Глаза голубой собаки (Гарсиа Маркес) - страница 22

Мы вымыли стены, велели подрезать кустарник в патио, и получилось так, будто мы счистили грязь с тишины ночи. Но мы уже не слышали, как она ходит, как говорит о сверчках, – до того дня, когда, поев в последний раз, она оглядела всех нас, села, не отрывая от нас взгляда, на цементный пол и сказала нам: «Я буду сидеть здесь»; и мы содрогнулись, потому что увидели, как она становится чем-то, что очень сильно похоже на смерть.

С тех пор прошло много времени, и мы уже привыкли видеть ее сидящей там, на полу, с наполовину расплетенной косой, будто она расплетала ее, уйдя в свое одиночество, и там затерялась, несмотря на то что была нам видна. И потому мы поняли, что она больше никогда не будет улыбаться; она сказала это так же уверенно и убежденно, как когда-то – что она уже не будет ходить. У нас появилась уверенность, что пройдет немного времени и она скажет нам: «Я больше не буду видеть» или: «Я больше не буду слышать», и мы поймем тогда, что в ней достаточно человеческого, чтобы по собственной воле погасить свою жизнь, и что одновременно органы чувств отказывают ей, один за другим, и так будет до того дня, когда мы найдем ее прислонившейся к стене, будто она заснула впервые в жизни; может быть, это произойдет еще не скоро, но мы трое, сидя в патио, хотели в ту ночь услышать ее пронзительный и неумолчный плач, похожий на звон бьющегося стекла, чтобы хоть тешить себя иллюзией, что в доме родился ребенок (он или она). Нам хотелось верить, что она родилась еще раз.

Диалог с зеркалом

Жил некогда человек, который, проспав несколько часов сном праведника, забывшего о заботах и тревогах недавнего рассвета, проснулся, когда солнце было уже высоко и городской шум наполнял – всю целиком – комнату, дверь в которую была приоткрыта. Опять ему на ум пришла – таково было состояние его духа – неотвязная мысль о смерти, о всеобъемлющем страхе, о том комке глины, частью которого стал его брат и которая, должно быть, уже забила ему рот. Однако веселое солнце, освещавшее сад, переключило его внимание на жизнь более обычную, более земную и, может быть, менее реальную, чем его пугающая внутренняя жизнь. Это был обычный человек, заезженная рабочая скотина, который волей-неволей знал – не говоря уже о том, что у него расшатанная нервная система и увеличенная печень, – ему никогда не спать сном добропорядочного буржуа. Он вспомнил о финансовых головоломках, которыми занимался на работе, – в них, в этой числовой путанице, было что-то от старой доброй математики.

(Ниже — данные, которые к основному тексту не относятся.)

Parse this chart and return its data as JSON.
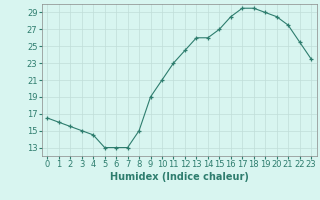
{
  "x": [
    0,
    1,
    2,
    3,
    4,
    5,
    6,
    7,
    8,
    9,
    10,
    11,
    12,
    13,
    14,
    15,
    16,
    17,
    18,
    19,
    20,
    21,
    22,
    23
  ],
  "y": [
    16.5,
    16.0,
    15.5,
    15.0,
    14.5,
    13.0,
    13.0,
    13.0,
    15.0,
    19.0,
    21.0,
    23.0,
    24.5,
    26.0,
    26.0,
    27.0,
    28.5,
    29.5,
    29.5,
    29.0,
    28.5,
    27.5,
    25.5,
    23.5
  ],
  "line_color": "#2e7d6e",
  "marker": "+",
  "marker_size": 3,
  "bg_color": "#d8f5f0",
  "grid_color": "#c0ddd8",
  "xlabel": "Humidex (Indice chaleur)",
  "xlim": [
    -0.5,
    23.5
  ],
  "ylim": [
    12,
    30
  ],
  "yticks": [
    13,
    15,
    17,
    19,
    21,
    23,
    25,
    27,
    29
  ],
  "xticks": [
    0,
    1,
    2,
    3,
    4,
    5,
    6,
    7,
    8,
    9,
    10,
    11,
    12,
    13,
    14,
    15,
    16,
    17,
    18,
    19,
    20,
    21,
    22,
    23
  ],
  "tick_fontsize": 6,
  "label_fontsize": 7
}
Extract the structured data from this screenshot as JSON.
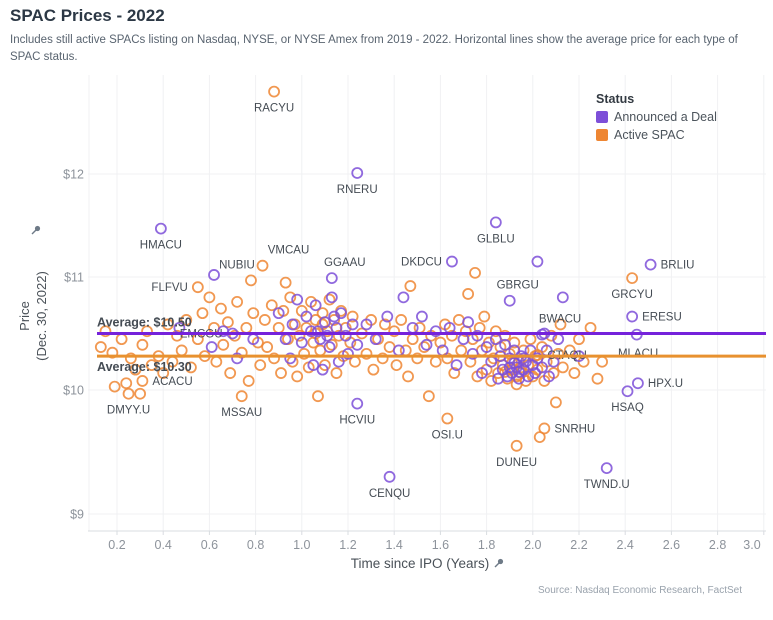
{
  "header": {
    "title": "SPAC Prices - 2022",
    "subtitle": "Includes still active SPACs listing on Nasdaq, NYSE, or NYSE Amex from 2019 - 2022. Horizontal lines show the average price for each type of SPAC status."
  },
  "source": "Source: Nasdaq Economic Research, FactSet",
  "legend": {
    "title": "Status",
    "items": [
      {
        "label": "Announced a Deal",
        "color": "#7d4fd8",
        "key": "deal"
      },
      {
        "label": "Active SPAC",
        "color": "#ee8633",
        "key": "active"
      }
    ]
  },
  "axes": {
    "x": {
      "title": "Time since IPO (Years)",
      "ticks": [
        0.2,
        0.4,
        0.6,
        0.8,
        1.0,
        1.2,
        1.4,
        1.6,
        1.8,
        2.0,
        2.2,
        2.4,
        2.6,
        2.8,
        3.0
      ]
    },
    "y": {
      "title_line1": "Price",
      "title_line2": "(Dec. 30, 2022)",
      "ticks": [
        {
          "value": 12,
          "label": "$12"
        },
        {
          "value": 11,
          "label": "$11"
        },
        {
          "value": 10,
          "label": "$10"
        },
        {
          "value": 9,
          "label": "$9"
        }
      ]
    }
  },
  "colors": {
    "deal_point": "#7d4fd8",
    "active_point": "#ee8633",
    "deal_line": "#7522db",
    "active_line": "#e8912f",
    "gridline": "#f0f1f3",
    "axis_line": "#d9dce0",
    "tick_text": "#8d939b",
    "label_text": "#454c54"
  },
  "chart_data": {
    "type": "scatter",
    "title": "SPAC Prices - 2022",
    "xlabel": "Time since IPO (Years)",
    "ylabel": "Price (Dec. 30, 2022)",
    "xlim": [
      0.07,
      3.05
    ],
    "ylim": [
      8.8,
      12.9
    ],
    "grid": true,
    "legend_position": "top-right",
    "series_names": {
      "deal": "Announced a Deal",
      "active": "Active SPAC"
    },
    "avg_lines": [
      {
        "label": "Average: $10.50",
        "value": 10.5,
        "series": "Announced a Deal",
        "color": "#7522db"
      },
      {
        "label": "Average: $10.30",
        "value": 10.3,
        "series": "Active SPAC",
        "color": "#e8912f"
      }
    ],
    "labeled_points": [
      {
        "ticker": "RACYU",
        "x": 0.88,
        "price": 12.8,
        "status": "active",
        "pos": "below"
      },
      {
        "ticker": "RNERU",
        "x": 1.24,
        "price": 12.01,
        "status": "deal",
        "pos": "below"
      },
      {
        "ticker": "HMACU",
        "x": 0.39,
        "price": 11.47,
        "status": "deal",
        "pos": "below"
      },
      {
        "ticker": "GLBLU",
        "x": 1.84,
        "price": 11.53,
        "status": "deal",
        "pos": "below"
      },
      {
        "ticker": "VMCAU",
        "x": 0.83,
        "price": 11.11,
        "status": "active",
        "pos": "above",
        "dx": 26
      },
      {
        "ticker": "NUBIU",
        "x": 0.78,
        "price": 10.97,
        "status": "active",
        "pos": "above",
        "dx": -14
      },
      {
        "ticker": "GGAAU",
        "x": 1.13,
        "price": 10.99,
        "status": "deal",
        "pos": "above",
        "dx": 13
      },
      {
        "ticker": "DKDCU",
        "x": 1.65,
        "price": 11.15,
        "status": "deal",
        "pos": "left"
      },
      {
        "ticker": "BRLIU",
        "x": 2.51,
        "price": 11.12,
        "status": "deal",
        "pos": "right"
      },
      {
        "ticker": "FLFVU",
        "x": 0.55,
        "price": 10.91,
        "status": "active",
        "pos": "left"
      },
      {
        "ticker": "GBRGU",
        "x": 1.9,
        "price": 10.79,
        "status": "deal",
        "pos": "above",
        "dx": 8
      },
      {
        "ticker": "GRCYU",
        "x": 2.43,
        "price": 10.99,
        "status": "active",
        "pos": "below"
      },
      {
        "ticker": "BWACU",
        "x": 2.04,
        "price": 10.49,
        "status": "deal",
        "pos": "above",
        "dx": 18
      },
      {
        "ticker": "ERESU",
        "x": 2.43,
        "price": 10.65,
        "status": "deal",
        "pos": "right"
      },
      {
        "ticker": "EMCGU",
        "x": 0.7,
        "price": 10.5,
        "status": "deal",
        "pos": "left"
      },
      {
        "ticker": "CTAQU",
        "x": 2.02,
        "price": 10.31,
        "status": "active",
        "pos": "right"
      },
      {
        "ticker": "MLACU",
        "x": 2.3,
        "price": 10.25,
        "status": "active",
        "pos": "above",
        "dx": 36,
        "dy": 7
      },
      {
        "ticker": "ACACU",
        "x": 0.31,
        "price": 10.08,
        "status": "active",
        "pos": "right"
      },
      {
        "ticker": "HPX.U",
        "x": 2.455,
        "price": 10.06,
        "status": "deal",
        "pos": "right"
      },
      {
        "ticker": "DMYY.U",
        "x": 0.25,
        "price": 9.97,
        "status": "active",
        "pos": "below"
      },
      {
        "ticker": "MSSAU",
        "x": 0.74,
        "price": 9.95,
        "status": "active",
        "pos": "below"
      },
      {
        "ticker": "HCVIU",
        "x": 1.24,
        "price": 9.89,
        "status": "deal",
        "pos": "below"
      },
      {
        "ticker": "HSAQ",
        "x": 2.41,
        "price": 9.99,
        "status": "deal",
        "pos": "below"
      },
      {
        "ticker": "OSI.U",
        "x": 1.63,
        "price": 9.77,
        "status": "active",
        "pos": "below"
      },
      {
        "ticker": "SNRHU",
        "x": 2.05,
        "price": 9.69,
        "status": "active",
        "pos": "right"
      },
      {
        "ticker": "DUNEU",
        "x": 1.93,
        "price": 9.55,
        "status": "active",
        "pos": "below"
      },
      {
        "ticker": "CENQU",
        "x": 1.38,
        "price": 9.3,
        "status": "deal",
        "pos": "below"
      },
      {
        "ticker": "TWND.U",
        "x": 2.32,
        "price": 9.37,
        "status": "deal",
        "pos": "below"
      }
    ],
    "active_points": [
      [
        0.13,
        10.38
      ],
      [
        0.15,
        10.52
      ],
      [
        0.18,
        10.33
      ],
      [
        0.19,
        10.03
      ],
      [
        0.22,
        10.45
      ],
      [
        0.24,
        10.06
      ],
      [
        0.26,
        10.28
      ],
      [
        0.28,
        10.18
      ],
      [
        0.3,
        9.97
      ],
      [
        0.31,
        10.4
      ],
      [
        0.33,
        10.52
      ],
      [
        0.35,
        10.22
      ],
      [
        0.38,
        10.3
      ],
      [
        0.4,
        10.15
      ],
      [
        0.42,
        10.58
      ],
      [
        0.44,
        10.25
      ],
      [
        0.46,
        10.48
      ],
      [
        0.48,
        10.35
      ],
      [
        0.5,
        10.62
      ],
      [
        0.52,
        10.2
      ],
      [
        0.55,
        10.45
      ],
      [
        0.57,
        10.68
      ],
      [
        0.58,
        10.3
      ],
      [
        0.6,
        10.82
      ],
      [
        0.62,
        10.55
      ],
      [
        0.63,
        10.25
      ],
      [
        0.65,
        10.72
      ],
      [
        0.66,
        10.4
      ],
      [
        0.68,
        10.6
      ],
      [
        0.69,
        10.15
      ],
      [
        0.71,
        10.48
      ],
      [
        0.72,
        10.78
      ],
      [
        0.74,
        10.33
      ],
      [
        0.76,
        10.55
      ],
      [
        0.77,
        10.08
      ],
      [
        0.79,
        10.68
      ],
      [
        0.81,
        10.42
      ],
      [
        0.82,
        10.22
      ],
      [
        0.84,
        10.62
      ],
      [
        0.85,
        10.38
      ],
      [
        0.87,
        10.75
      ],
      [
        0.88,
        10.28
      ],
      [
        0.9,
        10.55
      ],
      [
        0.91,
        10.15
      ],
      [
        0.92,
        10.7
      ],
      [
        0.93,
        10.95
      ],
      [
        0.94,
        10.45
      ],
      [
        0.95,
        10.82
      ],
      [
        0.96,
        10.25
      ],
      [
        0.97,
        10.58
      ],
      [
        0.98,
        10.12
      ],
      [
        0.99,
        10.48
      ],
      [
        1.0,
        10.7
      ],
      [
        1.01,
        10.32
      ],
      [
        1.02,
        10.55
      ],
      [
        1.03,
        10.2
      ],
      [
        1.04,
        10.78
      ],
      [
        1.05,
        10.42
      ],
      [
        1.06,
        10.5
      ],
      [
        1.06,
        10.62
      ],
      [
        1.07,
        9.95
      ],
      [
        1.08,
        10.35
      ],
      [
        1.09,
        10.58
      ],
      [
        1.09,
        10.68
      ],
      [
        1.1,
        10.22
      ],
      [
        1.11,
        10.52
      ],
      [
        1.12,
        10.8
      ],
      [
        1.13,
        10.4
      ],
      [
        1.14,
        10.62
      ],
      [
        1.15,
        10.15
      ],
      [
        1.16,
        10.48
      ],
      [
        1.17,
        10.7
      ],
      [
        1.18,
        10.3
      ],
      [
        1.19,
        10.55
      ],
      [
        1.21,
        10.42
      ],
      [
        1.22,
        10.65
      ],
      [
        1.23,
        10.25
      ],
      [
        1.26,
        10.5
      ],
      [
        1.28,
        10.32
      ],
      [
        1.3,
        10.62
      ],
      [
        1.31,
        10.18
      ],
      [
        1.33,
        10.45
      ],
      [
        1.35,
        10.28
      ],
      [
        1.36,
        10.58
      ],
      [
        1.38,
        10.38
      ],
      [
        1.4,
        10.52
      ],
      [
        1.41,
        10.22
      ],
      [
        1.43,
        10.62
      ],
      [
        1.45,
        10.35
      ],
      [
        1.46,
        10.12
      ],
      [
        1.47,
        10.92
      ],
      [
        1.48,
        10.45
      ],
      [
        1.5,
        10.28
      ],
      [
        1.51,
        10.55
      ],
      [
        1.53,
        10.38
      ],
      [
        1.55,
        9.95
      ],
      [
        1.56,
        10.48
      ],
      [
        1.58,
        10.25
      ],
      [
        1.6,
        10.42
      ],
      [
        1.62,
        10.58
      ],
      [
        1.63,
        10.28
      ],
      [
        1.65,
        10.48
      ],
      [
        1.66,
        10.15
      ],
      [
        1.68,
        10.62
      ],
      [
        1.69,
        10.35
      ],
      [
        1.71,
        10.52
      ],
      [
        1.72,
        10.85
      ],
      [
        1.73,
        10.25
      ],
      [
        1.74,
        10.45
      ],
      [
        1.75,
        11.04
      ],
      [
        1.76,
        10.12
      ],
      [
        1.77,
        10.55
      ],
      [
        1.78,
        10.35
      ],
      [
        1.79,
        10.65
      ],
      [
        1.8,
        10.18
      ],
      [
        1.81,
        10.42
      ],
      [
        1.82,
        10.08
      ],
      [
        1.83,
        10.28
      ],
      [
        1.84,
        10.52
      ],
      [
        1.85,
        10.15
      ],
      [
        1.86,
        10.38
      ],
      [
        1.87,
        10.22
      ],
      [
        1.88,
        10.16
      ],
      [
        1.88,
        10.48
      ],
      [
        1.89,
        10.1
      ],
      [
        1.9,
        10.32
      ],
      [
        1.91,
        10.18
      ],
      [
        1.91,
        10.24
      ],
      [
        1.92,
        10.42
      ],
      [
        1.93,
        10.05
      ],
      [
        1.93,
        10.12
      ],
      [
        1.94,
        10.25
      ],
      [
        1.95,
        10.15
      ],
      [
        1.95,
        10.2
      ],
      [
        1.96,
        10.35
      ],
      [
        1.97,
        10.08
      ],
      [
        1.98,
        10.22
      ],
      [
        1.99,
        10.45
      ],
      [
        2.0,
        10.12
      ],
      [
        2.01,
        10.3
      ],
      [
        2.02,
        10.18
      ],
      [
        2.03,
        9.62
      ],
      [
        2.04,
        10.38
      ],
      [
        2.05,
        10.08
      ],
      [
        2.06,
        10.25
      ],
      [
        2.08,
        10.48
      ],
      [
        2.09,
        10.15
      ],
      [
        2.1,
        9.9
      ],
      [
        2.11,
        10.32
      ],
      [
        2.12,
        10.58
      ],
      [
        2.13,
        10.2
      ],
      [
        2.16,
        10.35
      ],
      [
        2.18,
        10.15
      ],
      [
        2.2,
        10.45
      ],
      [
        2.22,
        10.25
      ],
      [
        2.25,
        10.55
      ],
      [
        2.28,
        10.1
      ]
    ],
    "deal_points": [
      [
        0.47,
        10.55
      ],
      [
        0.61,
        10.38
      ],
      [
        0.62,
        11.02
      ],
      [
        0.66,
        10.52
      ],
      [
        0.72,
        10.28
      ],
      [
        0.79,
        10.45
      ],
      [
        0.9,
        10.68
      ],
      [
        0.93,
        10.45
      ],
      [
        0.95,
        10.28
      ],
      [
        0.96,
        10.58
      ],
      [
        0.98,
        10.8
      ],
      [
        1.0,
        10.42
      ],
      [
        1.02,
        10.65
      ],
      [
        1.04,
        10.52
      ],
      [
        1.05,
        10.22
      ],
      [
        1.06,
        10.75
      ],
      [
        1.07,
        10.52
      ],
      [
        1.08,
        10.45
      ],
      [
        1.09,
        10.18
      ],
      [
        1.1,
        10.6
      ],
      [
        1.11,
        10.48
      ],
      [
        1.12,
        10.38
      ],
      [
        1.13,
        10.82
      ],
      [
        1.14,
        10.65
      ],
      [
        1.15,
        10.55
      ],
      [
        1.16,
        10.25
      ],
      [
        1.17,
        10.68
      ],
      [
        1.19,
        10.48
      ],
      [
        1.2,
        10.32
      ],
      [
        1.22,
        10.58
      ],
      [
        1.24,
        10.4
      ],
      [
        1.28,
        10.58
      ],
      [
        1.32,
        10.45
      ],
      [
        1.37,
        10.65
      ],
      [
        1.42,
        10.35
      ],
      [
        1.44,
        10.82
      ],
      [
        1.48,
        10.55
      ],
      [
        1.52,
        10.65
      ],
      [
        1.54,
        10.4
      ],
      [
        1.58,
        10.52
      ],
      [
        1.61,
        10.35
      ],
      [
        1.64,
        10.55
      ],
      [
        1.67,
        10.22
      ],
      [
        1.7,
        10.45
      ],
      [
        1.72,
        10.6
      ],
      [
        1.74,
        10.32
      ],
      [
        1.76,
        10.48
      ],
      [
        1.78,
        10.15
      ],
      [
        1.8,
        10.38
      ],
      [
        1.82,
        10.25
      ],
      [
        1.84,
        10.45
      ],
      [
        1.85,
        10.1
      ],
      [
        1.86,
        10.3
      ],
      [
        1.87,
        10.18
      ],
      [
        1.88,
        10.4
      ],
      [
        1.89,
        10.12
      ],
      [
        1.9,
        10.2
      ],
      [
        1.9,
        10.28
      ],
      [
        1.91,
        10.15
      ],
      [
        1.92,
        10.24
      ],
      [
        1.92,
        10.35
      ],
      [
        1.93,
        10.2
      ],
      [
        1.94,
        10.1
      ],
      [
        1.94,
        10.16
      ],
      [
        1.95,
        10.3
      ],
      [
        1.96,
        10.18
      ],
      [
        1.96,
        10.28
      ],
      [
        1.97,
        10.25
      ],
      [
        1.98,
        10.12
      ],
      [
        1.99,
        10.35
      ],
      [
        2.0,
        10.22
      ],
      [
        2.01,
        10.15
      ],
      [
        2.02,
        10.28
      ],
      [
        2.02,
        11.15
      ],
      [
        2.04,
        10.2
      ],
      [
        2.05,
        10.5
      ],
      [
        2.06,
        10.35
      ],
      [
        2.07,
        10.12
      ],
      [
        2.09,
        10.25
      ],
      [
        2.11,
        10.45
      ],
      [
        2.13,
        10.82
      ],
      [
        2.2,
        10.3
      ],
      [
        2.45,
        10.49
      ]
    ]
  }
}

Двенадцать минут девятого. Наверняка опоздаю. Он провел по щеке кончиками пальцев. Шершавая кожа, покрытая однодневной щетиной, показалась ему на ощупь жесткой. Потом ладонью, с отсутствующим видом, тщательно ощупал лицо – спокойно и уверенно, как хирург, знающий, где расположена опухоль, – убедился, что, если немного нажать на эластичную поверхность, можно обнаружить твердую субстанцию некой истины, которая порой тревожила его. Там, под пальцами, – и еще глубже, там, где кости, – крепкое анатомическое строение хранило неизменный порядок всех его составляющих, все ленную переплетенных тканей, маленьких миров, которые поддерживали снизу доверху каркас из мяса, менее постоянный, чем естественное и окончательное расположение костей.